Re: [PATCH] printk/kdb: Redirect printk messages into kdb in any context

From: Sergey Senozhatsky
Date: Fri May 15 2020 - 12:24:18 EST


On (20/05/15 14:48), Daniel Thompson wrote:
> On Fri, May 15, 2020 at 07:33:08PM +0900, Sergey Senozhatsky wrote:
> > On (20/05/15 10:50), Petr Mladek wrote:

[..]

> > Is this guaranteed that we never execute this path from NMI?
>
> Absolutely not.
>
> The execution context for kdb is pretty much unique...

OK, that was what I expected.

> we are running a debug mode with all CPUs parked in a holding loop with
> interrupts disabled. One CPU is at an unknown exception state and the
> others are either handling an IRQ or NMI depending on architecture[1].

Can a CPU be parked while holding the console driver port lock?

Hmm, a side note - this also means that we cannot handle it from
poll-ing console drivers and need to switch to direct console writes.

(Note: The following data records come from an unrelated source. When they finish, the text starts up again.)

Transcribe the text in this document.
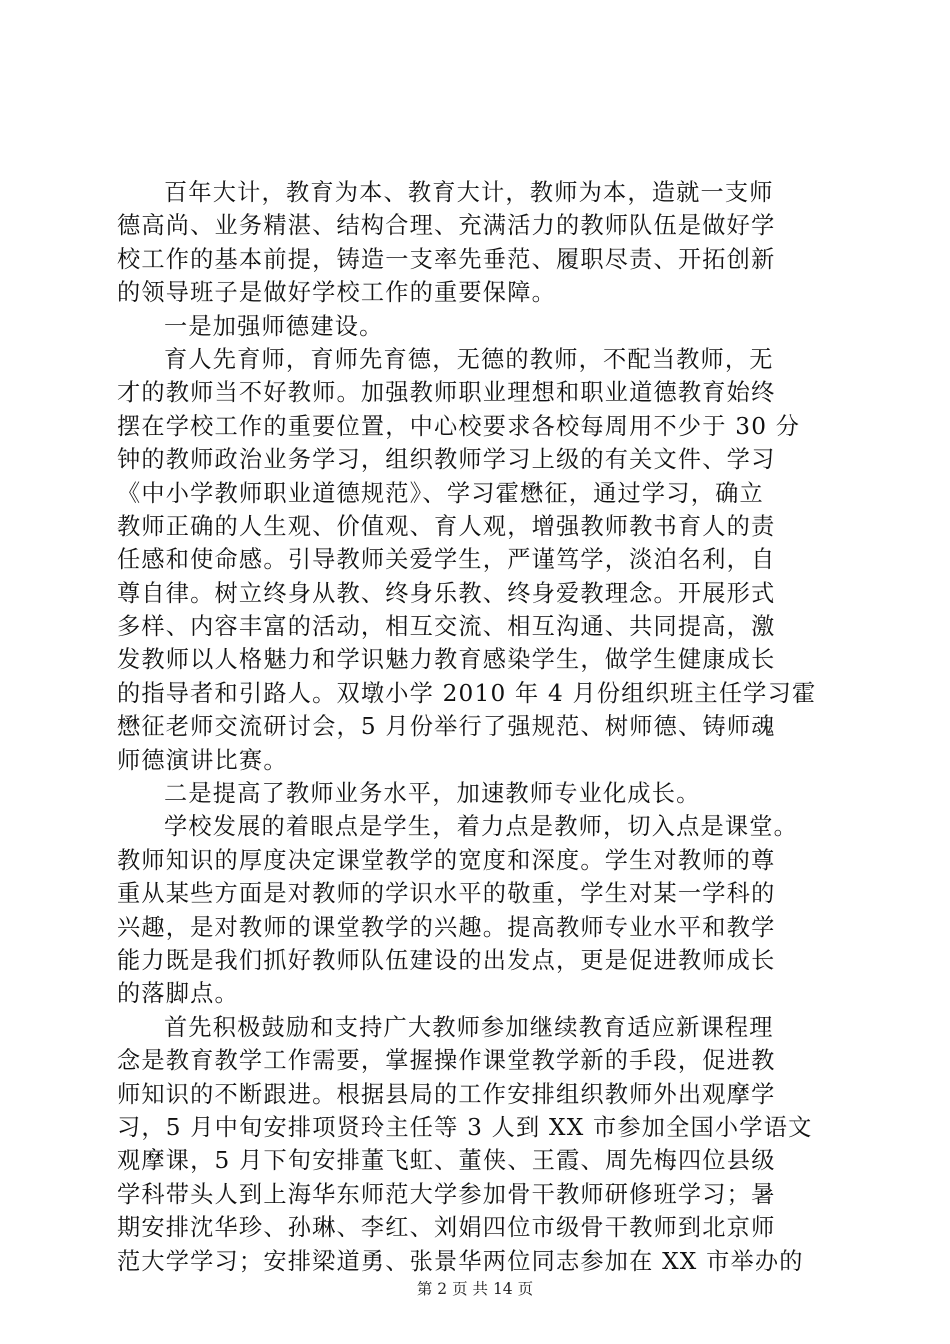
百年大计，教育为本、教育大计，教师为本，造就一支师
德高尚、业务精湛、结构合理、充满活力的教师队伍是做好学
校工作的基本前提，铸造一支率先垂范、履职尽责、开拓创新
的领导班子是做好学校工作的重要保障。
一是加强师德建设。
育人先育师，育师先育德，无德的教师，不配当教师，无
才的教师当不好教师。加强教师职业理想和职业道德教育始终
摆在学校工作的重要位置，中心校要求各校每周用不少于 30 分
钟的教师政治业务学习，组织教师学习上级的有关文件、学习
《中小学教师职业道德规范》、学习霍懋征，通过学习，确立
教师正确的人生观、价值观、育人观，增强教师教书育人的责
任感和使命感。引导教师关爱学生，严谨笃学，淡泊名利，自
尊自律。树立终身从教、终身乐教、终身爱教理念。开展形式
多样、内容丰富的活动，相互交流、相互沟通、共同提高，激
发教师以人格魅力和学识魅力教育感染学生，做学生健康成长
的指导者和引路人。双墩小学 2010 年 4 月份组织班主任学习霍
懋征老师交流研讨会，5 月份举行了强规范、树师德、铸师魂
师德演讲比赛。
二是提高了教师业务水平，加速教师专业化成长。
学校发展的着眼点是学生，着力点是教师，切入点是课堂。
教师知识的厚度决定课堂教学的宽度和深度。学生对教师的尊
重从某些方面是对教师的学识水平的敬重，学生对某一学科的
兴趣，是对教师的课堂教学的兴趣。提高教师专业水平和教学
能力既是我们抓好教师队伍建设的出发点，更是促进教师成长
的落脚点。
首先积极鼓励和支持广大教师参加继续教育适应新课程理
念是教育教学工作需要，掌握操作课堂教学新的手段，促进教
师知识的不断跟进。根据县局的工作安排组织教师外出观摩学
习，5 月中旬安排项贤玲主任等 3 人到 XX 市参加全国小学语文
观摩课，5 月下旬安排董飞虹、董侠、王霞、周先梅四位县级
学科带头人到上海华东师范大学参加骨干教师研修班学习；暑
期安排沈华珍、孙琳、李红、刘娟四位市级骨干教师到北京师
范大学学习；安排梁道勇、张景华两位同志参加在 XX 市举办的
第 2 页 共 14 页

> However there are a number of factors that IMHO weigh in favour of
> allowing kdb to intercept here.
>
> 1. kgdb/kdb are designed to work from NMI, modulo the bugs that are
> undoubtedly present.
>
> 2. A synchronous breakpoint (including an implicit breakpoint-on-oops)
> from any code that executes with irqs disabled will exhibit most of
> the same problems as an NMI but without waking up all the NMI logic.
>
> 3. kdb_trap_printk is only set for *very* narrow time intervals by the
> debug master (the single CPU in the system that is *not* in a
> holding loop). Thus in all cases the system has already successfully
> executed kdb_printf() several times before we ever call the printk()
> interception code.
>
> Or put another way, even if we did tickle a bug speculated about in
> #1, it won't be the call to printk() that triggers it; we'd never
> get that far!

OK. I would appreciate a more detailed commit message:
- what do we fix, and what risks do we take. Just for the record.

+ a small nit: looking at for_each_console() loop -- not all consoles
can be invoked at any time and not all consoles are enabled at any time.
You _probably_ might want to do what printk does in call_console_drivers()
loop. printk also had problems with console callbacks being placed in
sections that get discarded, but that's way too niche.

-ss